Os povos berberes que os construíram souberam dar-lhes a elegância perfeita para uma terra árida em que a única cor discordante é o verde do oásis. Entretanto tínhamos ouvido falar de uma biblioteca mesmo às portas do deserto. Movida pela curiosidade profissional e de viajante, e com o consenso dos meus companheiros de viagem, rumámos até Tamegroute.
Esta aldeia, outrora de grande importância no mapa marroquino, fica bem nos confins de Marrocos, pois a estrada terminará dali a umas dezenas de quilómetros, quase na fronteira com a Argélia com a qual nem estabelece ligação. Um pouco para trás fica o fértil Vale do Drâa. Para trás fica, também, o seu esplendor de vila com destaque na antiga rota do Tombuctu como grande centro religioso de Marrocos.
À nossa chegada ao complexo religioso, a Zauia Naciria, onde fica a biblioteca, salta-nos ao caminho um guia espontâneo, daqueles que há por todos os cantos do país que, depois dos serviços prestados, tentam regatear como melhor sabem o que à partida era gratuito. H Kim, o nosso guia, vai-nos conduzindo pelo complexo religioso, um pouco degradado, em cujos claustros interiores se arrastam pelo chão dia e noite, fazendo do sítio a sua casa, doentes incuráveis à espera de um milagre. H Kim fala-nos do fundador da Zauia Naciria, um teólogo sufista e médico que se interessou pelas doenças mentais. Agora percebemos a esperança no milagre.

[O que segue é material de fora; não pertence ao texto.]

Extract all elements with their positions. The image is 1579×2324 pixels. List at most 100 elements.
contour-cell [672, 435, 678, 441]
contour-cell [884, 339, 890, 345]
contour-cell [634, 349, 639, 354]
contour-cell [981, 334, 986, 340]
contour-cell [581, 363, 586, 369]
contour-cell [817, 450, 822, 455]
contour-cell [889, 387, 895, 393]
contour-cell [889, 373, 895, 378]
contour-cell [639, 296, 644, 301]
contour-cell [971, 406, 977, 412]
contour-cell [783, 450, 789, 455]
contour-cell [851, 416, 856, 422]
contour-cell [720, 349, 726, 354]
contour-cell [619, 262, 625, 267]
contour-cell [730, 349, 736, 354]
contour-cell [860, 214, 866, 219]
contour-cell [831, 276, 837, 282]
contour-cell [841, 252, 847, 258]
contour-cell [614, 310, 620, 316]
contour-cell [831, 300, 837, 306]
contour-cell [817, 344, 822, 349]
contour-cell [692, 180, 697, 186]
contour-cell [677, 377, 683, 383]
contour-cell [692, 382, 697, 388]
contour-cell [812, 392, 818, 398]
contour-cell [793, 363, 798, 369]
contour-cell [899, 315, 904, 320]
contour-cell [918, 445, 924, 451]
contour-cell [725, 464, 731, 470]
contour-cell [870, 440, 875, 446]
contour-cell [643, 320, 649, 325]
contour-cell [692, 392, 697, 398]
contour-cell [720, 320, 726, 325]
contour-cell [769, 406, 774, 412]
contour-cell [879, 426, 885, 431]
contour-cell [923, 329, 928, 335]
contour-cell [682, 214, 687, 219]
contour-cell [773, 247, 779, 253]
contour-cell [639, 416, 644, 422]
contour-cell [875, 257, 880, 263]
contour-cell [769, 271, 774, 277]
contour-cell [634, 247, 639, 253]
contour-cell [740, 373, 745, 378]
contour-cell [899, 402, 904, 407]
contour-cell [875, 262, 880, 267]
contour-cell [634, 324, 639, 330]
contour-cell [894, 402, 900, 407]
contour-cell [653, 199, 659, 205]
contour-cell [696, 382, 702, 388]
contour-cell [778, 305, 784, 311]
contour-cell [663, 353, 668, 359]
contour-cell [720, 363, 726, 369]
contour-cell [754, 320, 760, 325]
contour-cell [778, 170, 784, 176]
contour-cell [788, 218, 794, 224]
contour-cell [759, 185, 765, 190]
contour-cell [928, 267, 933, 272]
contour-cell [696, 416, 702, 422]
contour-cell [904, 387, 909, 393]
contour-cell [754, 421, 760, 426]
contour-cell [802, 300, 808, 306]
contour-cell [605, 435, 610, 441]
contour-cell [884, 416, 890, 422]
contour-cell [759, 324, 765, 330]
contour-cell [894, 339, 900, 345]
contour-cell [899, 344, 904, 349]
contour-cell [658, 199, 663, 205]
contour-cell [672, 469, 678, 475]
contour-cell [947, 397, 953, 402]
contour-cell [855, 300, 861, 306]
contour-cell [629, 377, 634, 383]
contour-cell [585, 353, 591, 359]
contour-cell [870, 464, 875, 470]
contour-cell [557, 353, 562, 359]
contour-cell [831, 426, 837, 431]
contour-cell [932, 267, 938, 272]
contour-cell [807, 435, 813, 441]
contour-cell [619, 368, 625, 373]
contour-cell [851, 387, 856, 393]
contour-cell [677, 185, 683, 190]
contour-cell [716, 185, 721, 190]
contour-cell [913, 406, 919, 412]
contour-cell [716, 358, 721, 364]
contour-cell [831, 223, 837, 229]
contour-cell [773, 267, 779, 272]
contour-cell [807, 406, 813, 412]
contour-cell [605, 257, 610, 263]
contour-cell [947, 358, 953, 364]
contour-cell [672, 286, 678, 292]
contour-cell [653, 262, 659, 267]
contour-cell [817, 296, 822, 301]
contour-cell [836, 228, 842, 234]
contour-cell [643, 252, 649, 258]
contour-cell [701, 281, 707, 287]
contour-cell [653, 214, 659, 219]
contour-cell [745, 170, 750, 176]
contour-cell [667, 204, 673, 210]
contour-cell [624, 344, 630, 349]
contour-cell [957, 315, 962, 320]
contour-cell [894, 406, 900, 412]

A mesquita e o túmulo do fundador estão vedados aos turistas que por ali vão pingando. Apenas pequenos grupos, ou então turistas solitários, todos para se dirigirem às dunas de Tinfou. Finalmente, H Kim abre a porta da biblioteca. Deparamo-nos com um ancião de túnica imaculadamente branca, bastante decrépito, sentado numa cadeira de rodas. É o bibliotecário que desde sempre ali trabalhou. Podemos admirar, dentro das enormes vitrines, embora a sala seja pequena para a noção que temos de uma biblioteca, maravilhosos manuscritos iluminados, do século XVII, em perfeito estado de conservação. Espanta-nos a falta de protecção e de condições ambientais. É o vento seco do deserto que os conserva, explica-nos H Kim. Com muita pena minha não podemos tirar fotos, é compreensível.
Actualmente só os alunos da pequena madraça, ali mesmo ao lado, frequentam a biblioteca. Nos tempos áureos da Zauia Naciria, até do Mali e do Níger vinham alunos para aprender os ensinamentos do Corão. De facto, entre a população desta aldeia é visível a presença de bastantes habitantes negros, ao contrário de outras zonas de Marrocos. A visita à biblioteca terminou, seguimos com o nosso guia para uma outra ao centro de olaria, mas a biblioteca com tantos tesouros, num lugar tão improvável, tão árido, sem ruas pavimentadas, onde o pó tudo invade, não me saiu da memória.